Figure 5: Self-ask + Search Engine: prompt on white background, LM-generated text in green. We start by using a few-shot prompt (reduced here for space) and appending the test-time question (underlined) to it. The LM then generates a follow-up question which we input to an internet search engine. The response is inserted back into the rest of the prompt to let the LM generate the next follow-up question. This process then repeats until the LM decides to output the final answer.
Table 1: davinci-002 accuracy (%) on Bamboogle, 2WikiMultiHopQA, and MuSiQue. For Bamboogle, accuracy is manually judged by the authors; for the other datasets, the metric is exact match. Search Engine is a popular internet search engine. Appendix Table 13 shows results on 2WikiMultiHopQA and MuSiQue using other metrics, which rank the systems in the same way as here.

…We use only the 1,252 questions from the MuSiQue development set that are labeled as 2-hop since we found the 3 & 4-hop questions to be too convoluted even for the paper authors to understand at times.

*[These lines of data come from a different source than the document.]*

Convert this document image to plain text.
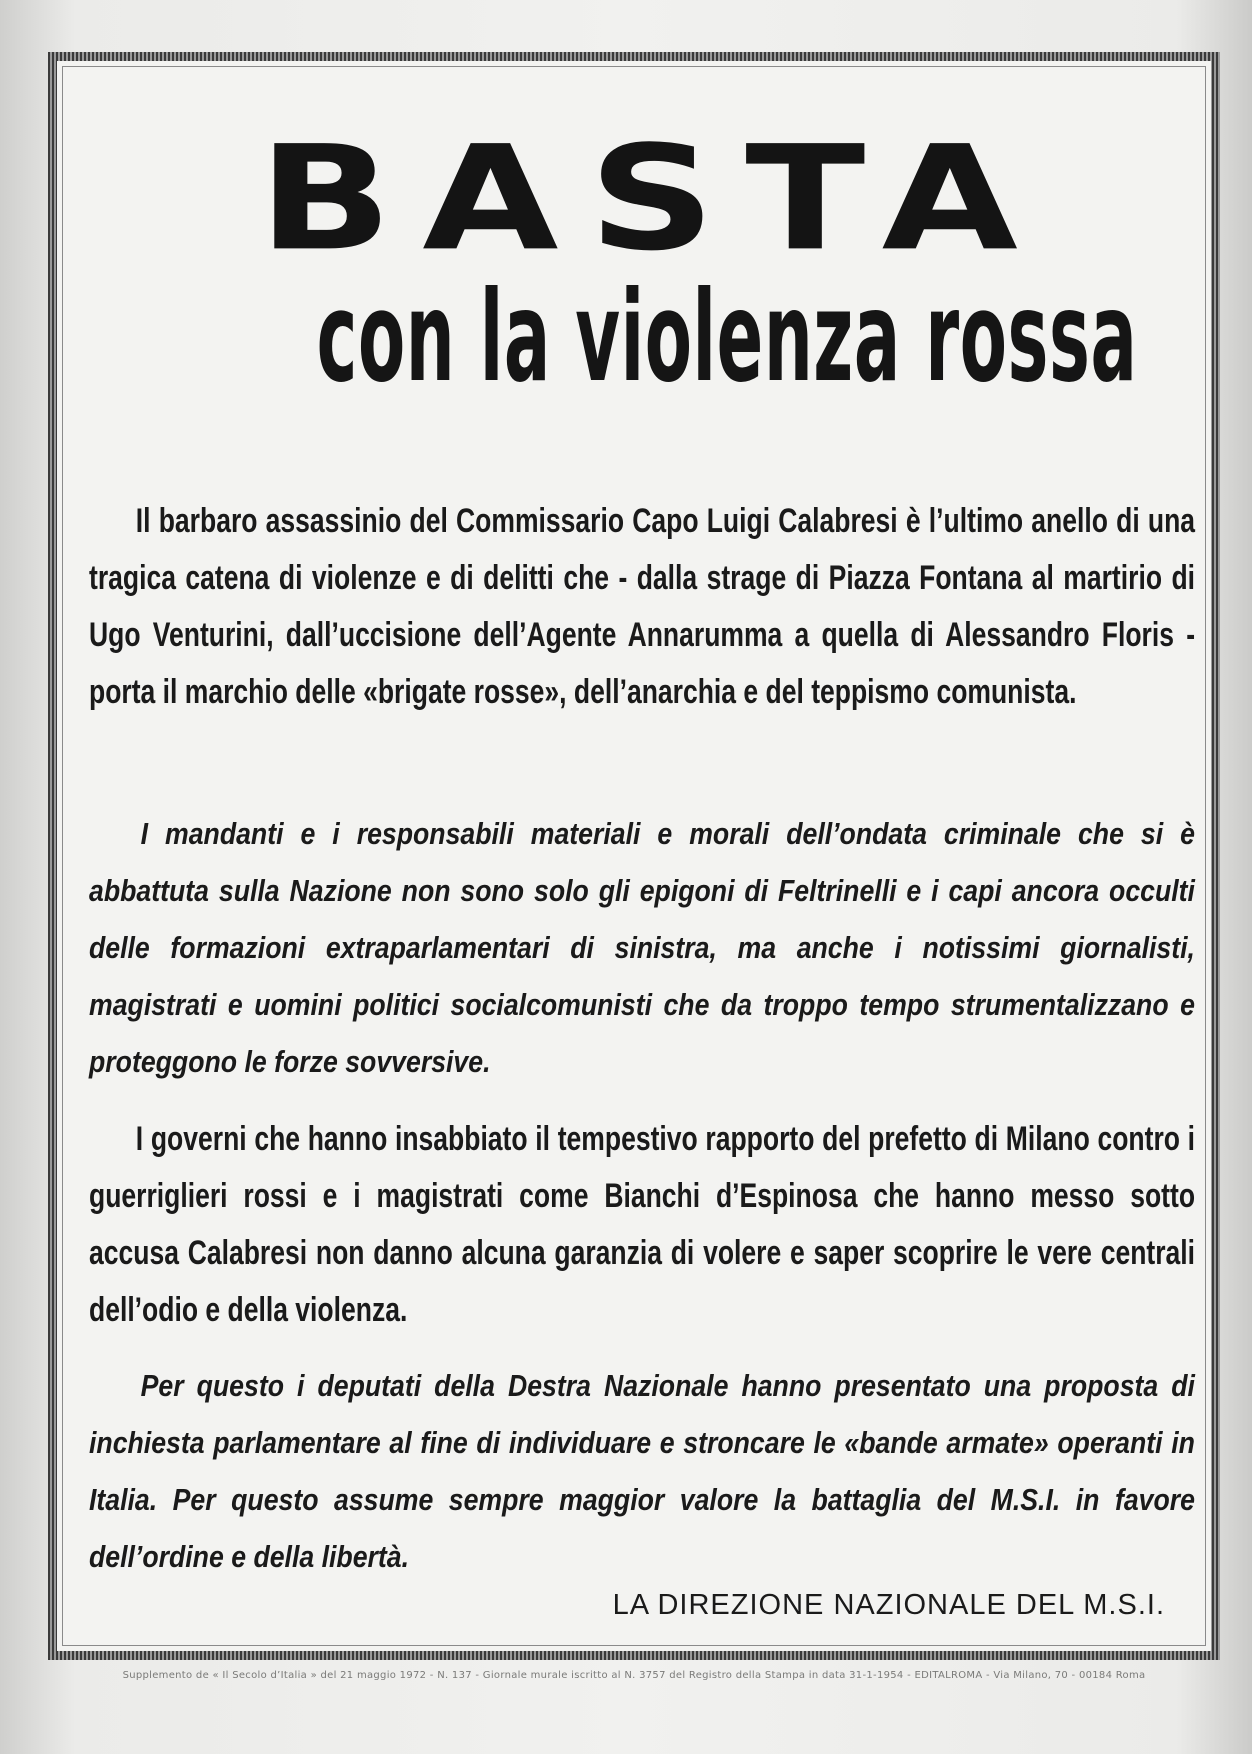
BASTA
con la violenza rossa

Il barbaro assassinio del Commissario Capo Luigi Calabresi è l’ultimo anello di una tragica catena di violenze e di delitti che - dalla strage di Piazza Fontana al martirio di Ugo Venturini, dall’uccisione dell’Agente Annarumma a quella di Alessandro Floris - porta il marchio delle «brigate rosse», dell’anarchia e del teppismo comunista.

I mandanti e i responsabili materiali e morali dell’ondata criminale che si è abbattuta sulla Nazione non sono solo gli epigoni di Feltrinelli e i capi ancora occulti delle formazioni extraparlamentari di sinistra, ma anche i notissimi giornalisti, magistrati e uomini politici socialcomunisti che da troppo tempo strumentalizzano e proteggono le forze sovversive.

I governi che hanno insabbiato il tempestivo rapporto del prefetto di Milano contro i guerriglieri rossi e i magistrati come Bianchi d’Espinosa che hanno messo sotto accusa Calabresi non danno alcuna garanzia di volere e saper scoprire le vere centrali dell’odio e della violenza.

Per questo i deputati della Destra Nazionale hanno presentato una proposta di inchiesta parlamentare al fine di individuare e stroncare le «bande armate» operanti in Italia. Per questo assume sempre maggior valore la battaglia del M.S.I. in favore dell’ordine e della libertà.

LA DIREZIONE NAZIONALE DEL M.S.I.
Supplemento de « Il Secolo d’Italia » del 21 maggio 1972 - N. 137 - Giornale murale iscritto al N. 3757 del Registro della Stampa in data 31-1-1954 - EDITALROMA - Via Milano, 70 - 00184 Roma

…Self-ask improves over chain-of-thought by smaller margins on 2WikiMultiHopQA and MuSiQue but by a large 11% (absolute) on Bamboogle. We hypothesize that the much more varied nature of Bamboogle, and the fact that most questions are not similar to those in the few-shot prompt, might make it harder for chain-of-thought to decompose the questions, whereas our self-ask model, which explicitly decomposes questions before answering them, deals much better with novel inference questions. Integrating the search engine into self-ask further improves performance on all datasets, sometimes by as much as 10% (absolute).